Optimal Extended Formulations from Optimal Dynamic Programming Algorithms
Mateus de Oliveira Oliveira, Wim Van den Broeck
TL;DR
The paper establishes a foundational link between dynamic programming on tree decompositions and extended formulations in polyhedral combinatorics for vertex-subset problems. By formalizing solution-preserving DP-cores and introducing T-shaped tree automata, it shows that a DP-core with table complexity α(k,n) yields an extended formulation for the solution polytope with size O(α(k,n)·n), and proves ETH-optimality of this bound. The framework extends to edge-subset and tuple problems, enabling a unified treatment of problems like Independent Set, Dominating Set, Cut, Hamiltonian Cycle, and d-coloring, with detailed upper and lower bounds that align with known ETH and XC results. This yields a principled method to convert DP-table structure into compact LP formulations, offering both algorithmic insights and polyhedral limits for a broad class of graph problems. The approach highlights the interplay between parameterized DP and polyhedral theory, providing a robust toolkit for understanding the (non)existence of small extended formulations under ETH and related hypotheses.
Abstract
Vertex Subset Problems (VSPs) are a class of combinatorial optimization problems on graphs where the goal is to find a subset of vertices satisfying a predefined condition. Two prominent approaches for solving VSPs are dynamic programming over tree-like structures, such as tree decompositions or clique decompositions, and linear programming.

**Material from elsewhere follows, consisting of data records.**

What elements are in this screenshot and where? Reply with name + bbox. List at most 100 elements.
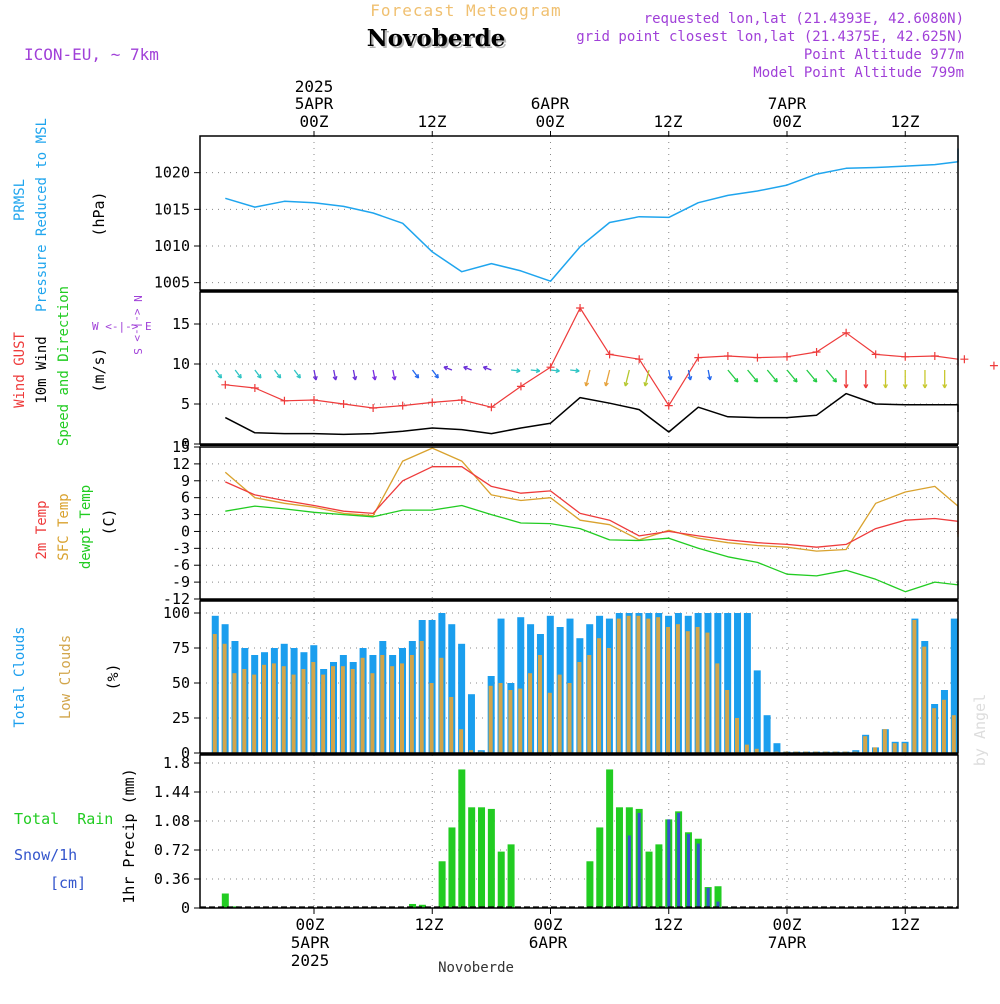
location-title-main: Novoberde <box>367 25 506 52</box>
grid-layer <box>200 136 958 908</box>
snow-bar <box>677 812 681 908</box>
wind-direction-arrowhead <box>575 368 580 374</box>
wind-direction-arrowhead <box>414 373 420 379</box>
ticks-layer: 1005101010151020051015-12-9-6-3036912150… <box>154 131 906 917</box>
rain-bar <box>458 769 466 908</box>
wind-gust-marker <box>694 353 703 362</box>
wind-direction-arrow <box>463 366 472 371</box>
low-cloud-bar <box>360 657 365 753</box>
wind-direction-arrow <box>806 369 818 383</box>
low-cloud-bar <box>577 662 582 753</box>
low-cloud-bar <box>882 729 887 753</box>
top-date-5apr: 5APR <box>295 94 334 113</box>
wind-direction-arrowhead <box>843 384 849 389</box>
panel-frame-precip <box>199 754 959 909</box>
low-cloud-bar <box>390 666 395 753</box>
wind-gust-marker <box>250 384 259 392</box>
panel-frame-pressure <box>199 135 959 291</box>
top-year-label: 2025 <box>295 77 334 96</box>
wind-direction-arrow <box>254 369 262 379</box>
snow-bar <box>627 835 631 908</box>
wind-direction-arrow <box>313 369 317 381</box>
wind-direction-arrow <box>392 369 396 381</box>
rain-label: Total Rain <box>14 810 113 828</box>
y-tick-label: 1015 <box>154 200 190 218</box>
low-cloud-bar <box>557 674 562 753</box>
total-cloud-bar <box>753 670 761 753</box>
wind-gust-marker <box>457 396 466 404</box>
wind-direction-arrowhead <box>753 377 759 383</box>
y-tick-label: 9 <box>181 472 190 490</box>
rain-bar <box>586 861 594 908</box>
low-cloud-bar <box>252 674 257 753</box>
y-tick-label: 5 <box>181 395 190 413</box>
low-cloud-bar <box>212 634 217 753</box>
low-cloud-bar <box>656 617 661 753</box>
total-cloud-bar <box>546 615 554 753</box>
total-cloud-bar <box>734 613 742 753</box>
low-cloud-bar <box>932 708 937 753</box>
low-cloud-bar <box>439 657 444 753</box>
temp-2m-line <box>225 466 959 548</box>
wind-direction-arrowhead <box>332 375 338 381</box>
wind-direction-arrowhead <box>296 373 301 379</box>
wind-gust-marker <box>221 380 230 389</box>
wind-direction-arrowhead <box>902 384 908 389</box>
snow-unit-label: [cm] <box>50 874 86 892</box>
low-cloud-bar <box>872 747 877 753</box>
low-cloud-bar <box>262 664 267 753</box>
y-tick-label: -6 <box>172 556 190 574</box>
low-cloud-bar <box>863 736 868 753</box>
location-title: Novoberde <box>369 27 508 54</box>
low-cloud-bar <box>626 615 631 753</box>
wind-direction-arrowhead <box>391 375 397 381</box>
total-cloud-bar <box>458 643 466 753</box>
low-cloud-bar <box>537 655 542 753</box>
low-cloud-bar <box>232 673 237 753</box>
y-tick-label: 0 <box>181 522 190 540</box>
top-date-7apr: 7APR <box>768 94 807 113</box>
temp-unit: (C) <box>100 508 118 535</box>
low-cloud-bar <box>429 683 434 753</box>
low-cloud-bar <box>735 718 740 753</box>
wind-direction-arrowhead <box>643 381 649 387</box>
low-cloud-bar <box>685 631 690 753</box>
y-tick-label: 0.36 <box>154 870 190 888</box>
wind-direction-arrowhead <box>812 377 818 383</box>
low-cloud-bar <box>488 685 493 753</box>
low-cloud-bar <box>498 683 503 753</box>
wind-direction-arrowhead <box>832 377 838 383</box>
bottom-hour-label: 00Z <box>773 915 802 934</box>
wind-direction-arrowhead <box>707 375 712 381</box>
wind-direction-arrowhead <box>942 384 948 389</box>
wind-direction-arrow <box>352 369 357 381</box>
low-cloud-bar <box>725 690 730 753</box>
low-cloud-bar <box>331 666 336 753</box>
low-cloud-bar <box>695 627 700 753</box>
total-cloud-bar <box>743 613 751 753</box>
rain-bar <box>448 827 456 908</box>
wind-gust-marker <box>960 355 969 364</box>
low-cloud-bar <box>370 673 375 753</box>
top-hour-label: 00Z <box>773 112 802 131</box>
low-cloud-bar <box>912 620 917 753</box>
bottom-hour-label: 12Z <box>654 915 683 934</box>
bottom-hour-label: 12Z <box>415 915 444 934</box>
wind-direction-arrow <box>372 369 376 381</box>
wind-direction-arrowhead <box>733 377 739 383</box>
low-cloud-bar <box>301 669 306 753</box>
wind-10m-label: 10m Wind <box>34 336 50 403</box>
total-cloud-bar <box>763 715 771 753</box>
total-cloud-bar <box>517 617 525 753</box>
total-cloud-bar <box>950 618 958 753</box>
wind-direction-arrow <box>786 369 798 383</box>
low-cloud-bar <box>311 662 316 753</box>
wind-gust-marker <box>989 361 998 370</box>
wind-direction-arrow <box>644 369 650 387</box>
low-cloud-bar <box>715 663 720 753</box>
precip-ylabel: 1hr Precip (mm) <box>120 768 138 903</box>
wind-direction-arrow <box>293 369 301 379</box>
y-tick-label: 1.08 <box>154 812 190 830</box>
low-cloud-bar <box>616 618 621 753</box>
rain-bar <box>655 844 663 908</box>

In this work, we establish a sharp connection between both approaches by showing that if a vertex-subset problem $Π$ admits a solution-preserving dynamic programming algorithm that produces tables of size at most $α(k,n)$ when processing a tree decomposition of width at most $k$ of an $n$-vertex graph $G$, then the polytope $P_Π(G)$ defined as the convex-hull of solutions of $Π$ in $G$ has extension complexity at most $O(α(k,n)\cdot n)$. Additionally, this upper bound is optimal under the exponential time hypothesis (ETH). On the one hand, our results imply that ETH-optimal solution-preserving dynamic programming algorithms for combinatorial problems yield optimal-size parameterized extended formulations for the solution polytopes associated with instances of these problems. On the other hand, unconditional lower bounds obtained in the realm of the theory of extended formulations yield unconditional lower bounds on the table complexity of solution-preserving dynamic programming algorithms.